Kids still like to feel like they’re buying…if there’s a band they really like,
they wanna buy into it somehow and... so, just downloading songs is
perhaps not enough for them, which is a good sign.
Of course! yeah! yeah! I mean when I was a kid, you know,
ehm... I got into music through my... mainly through my parents record collection
and I was very lucky. My parents had very interesting collective taste.
My father would like a lot of progressive rock and my mother would liked a lot of soul music and disco music.
And my father was buying records like: dark side of the moon,
and ship in the bells (?) and... you know, the great... you know,
big mainstream progressive albums of that date.

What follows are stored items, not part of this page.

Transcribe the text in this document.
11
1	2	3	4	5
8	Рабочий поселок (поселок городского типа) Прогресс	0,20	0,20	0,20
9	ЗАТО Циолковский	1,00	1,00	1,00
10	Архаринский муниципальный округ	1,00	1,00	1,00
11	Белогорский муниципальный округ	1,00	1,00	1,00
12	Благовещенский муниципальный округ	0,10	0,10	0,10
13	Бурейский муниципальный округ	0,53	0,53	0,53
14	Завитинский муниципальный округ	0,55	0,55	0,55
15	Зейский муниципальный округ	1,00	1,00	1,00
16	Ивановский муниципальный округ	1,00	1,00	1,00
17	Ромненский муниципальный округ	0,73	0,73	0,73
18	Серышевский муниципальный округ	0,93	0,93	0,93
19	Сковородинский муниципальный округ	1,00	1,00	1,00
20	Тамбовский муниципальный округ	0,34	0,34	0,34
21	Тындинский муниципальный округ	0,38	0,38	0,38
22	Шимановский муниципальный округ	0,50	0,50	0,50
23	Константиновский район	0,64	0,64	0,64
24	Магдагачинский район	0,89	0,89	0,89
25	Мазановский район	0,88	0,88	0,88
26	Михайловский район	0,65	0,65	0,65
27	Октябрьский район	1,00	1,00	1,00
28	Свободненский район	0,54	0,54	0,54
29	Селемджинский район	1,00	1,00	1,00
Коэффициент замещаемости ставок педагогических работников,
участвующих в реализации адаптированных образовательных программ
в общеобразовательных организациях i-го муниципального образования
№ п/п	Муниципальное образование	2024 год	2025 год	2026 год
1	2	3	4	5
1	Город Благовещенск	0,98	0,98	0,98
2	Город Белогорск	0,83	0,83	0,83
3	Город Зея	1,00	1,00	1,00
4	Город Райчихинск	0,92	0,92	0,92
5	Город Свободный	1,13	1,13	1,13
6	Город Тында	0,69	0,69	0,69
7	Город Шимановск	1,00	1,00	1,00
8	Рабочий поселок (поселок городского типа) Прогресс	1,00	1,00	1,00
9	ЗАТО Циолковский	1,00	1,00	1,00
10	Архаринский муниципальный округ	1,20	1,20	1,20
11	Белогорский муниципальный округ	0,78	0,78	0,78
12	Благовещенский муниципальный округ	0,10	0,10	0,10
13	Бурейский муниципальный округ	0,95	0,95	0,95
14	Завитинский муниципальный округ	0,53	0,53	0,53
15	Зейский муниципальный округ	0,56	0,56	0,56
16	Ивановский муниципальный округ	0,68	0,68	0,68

and they always have those beautiful... you know, well not always,
but they love having these gatefods sleeves, with the lyric sheets
and... just even the kind of…
ahm… the romance of taking the record out the sleeve and put it in the turner and put on the needle.
You know, that I have a kind of, sort of romantic idea about that
which I'm sure a lot people might ear or do,
but I very very early on got the collect mentality with music.
Well, I think I might, but I also drug my mom in and said “I want that one” You know, "I want that one!".
It was…I think it was a record by The electric light orchestra
'Out of the blue' I don't know if you know that one. It's a great record, with lots of greats songs,
and the funny thing is that's a good example, 'cause a record came with the gatefold sleeves
and had like a poster inside and also had a spaceship that you could built
you built a spaceship at cardboard.
You know, real (?) thing , but this are all the things that made you really feel like
...you know, you bought something...
worth buying, you know. It's not just this...
I think the probelm with CD's is kind of it wasn't neither one thing nor the other,
it wasn't a piece of art, it wasn't a piece of software,
it's kind of somewhere between the piece of art and the piece of software.
And it didn't have the same kind of collector...
it didn't spite the same of collectability that vinyl had,
and of course now music is -- because music's now is mainly through Spotify
and mp3 download -- it has become purely software.
It's become completely detached from...
from any... ahm...
physical manifestation,
somwhat you are gonna to collect to known.
Although, I know a lot people still do... do collect, you know... vinyl particularly now.
So that's a promising kind of...
You cannot attempt to get an... you always get a reaction against the current trend
and that seems to be the reaction against the trend. It's not for kids to getting the vinyl, which it's great.